Coge el último vestigio de su trabajo con un movimiento final del brazo. No queda en este cubículo ni un solo rastro de Paul, ni de Colonna, ni de la larga cadena de ideas que los une a través de más de quinientos años. La hoja de papel negro de la ventana ha desaparecido.
L
a última pregunta que el jefe de contratación de Daedalus me hizo durante mi entrevista era un acertijo: si una rana cae en un pozo de veinte metros de profundidad y tiene que escalarlo para salir, avanzando tres metros cada día pero resbalando dos metros cada noche, ¿cuántos días tardará en salir?

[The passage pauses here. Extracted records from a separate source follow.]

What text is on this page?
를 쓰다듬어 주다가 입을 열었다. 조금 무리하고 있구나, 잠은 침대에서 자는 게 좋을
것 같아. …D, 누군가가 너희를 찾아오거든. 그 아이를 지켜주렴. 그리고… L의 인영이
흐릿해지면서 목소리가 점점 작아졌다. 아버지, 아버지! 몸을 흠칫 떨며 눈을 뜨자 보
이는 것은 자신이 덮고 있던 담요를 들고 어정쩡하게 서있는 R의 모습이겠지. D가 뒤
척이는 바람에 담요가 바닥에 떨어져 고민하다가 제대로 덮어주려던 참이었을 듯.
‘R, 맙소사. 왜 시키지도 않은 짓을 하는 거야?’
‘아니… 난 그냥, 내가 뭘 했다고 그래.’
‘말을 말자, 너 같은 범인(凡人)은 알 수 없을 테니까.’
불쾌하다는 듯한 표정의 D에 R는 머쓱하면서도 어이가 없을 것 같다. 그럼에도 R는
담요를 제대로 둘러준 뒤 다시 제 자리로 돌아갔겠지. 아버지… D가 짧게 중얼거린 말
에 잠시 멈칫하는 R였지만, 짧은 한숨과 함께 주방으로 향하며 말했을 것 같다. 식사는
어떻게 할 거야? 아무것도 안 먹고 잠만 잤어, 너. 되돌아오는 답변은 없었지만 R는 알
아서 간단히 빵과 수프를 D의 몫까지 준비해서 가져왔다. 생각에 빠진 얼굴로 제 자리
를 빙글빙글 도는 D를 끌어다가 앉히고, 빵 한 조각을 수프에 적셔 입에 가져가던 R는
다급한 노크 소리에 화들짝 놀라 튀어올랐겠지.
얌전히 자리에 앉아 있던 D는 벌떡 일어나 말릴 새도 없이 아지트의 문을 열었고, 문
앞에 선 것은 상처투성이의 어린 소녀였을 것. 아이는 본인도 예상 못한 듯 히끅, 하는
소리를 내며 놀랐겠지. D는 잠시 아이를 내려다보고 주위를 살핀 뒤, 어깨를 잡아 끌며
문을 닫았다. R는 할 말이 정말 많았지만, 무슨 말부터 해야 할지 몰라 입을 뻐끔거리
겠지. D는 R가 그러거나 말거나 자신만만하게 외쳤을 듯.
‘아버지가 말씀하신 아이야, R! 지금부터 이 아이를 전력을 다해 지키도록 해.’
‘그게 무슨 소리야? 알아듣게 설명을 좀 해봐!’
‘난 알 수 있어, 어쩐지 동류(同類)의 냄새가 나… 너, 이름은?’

La respuesta de Charlie era que no saldría nunca, porque una rana que cae veinte metros no vuelve a levantarse. La respuesta de Paul tenía algo que ver con un filósofo antiguo que murió al caer en un pozo mientras iba mirando las estrellas. La respuesta de Gil era que nunca había oído hablar de una rana capaz de escalar pozos, ¿y qué diablos tenía que ver eso con desarrollar software en Texas?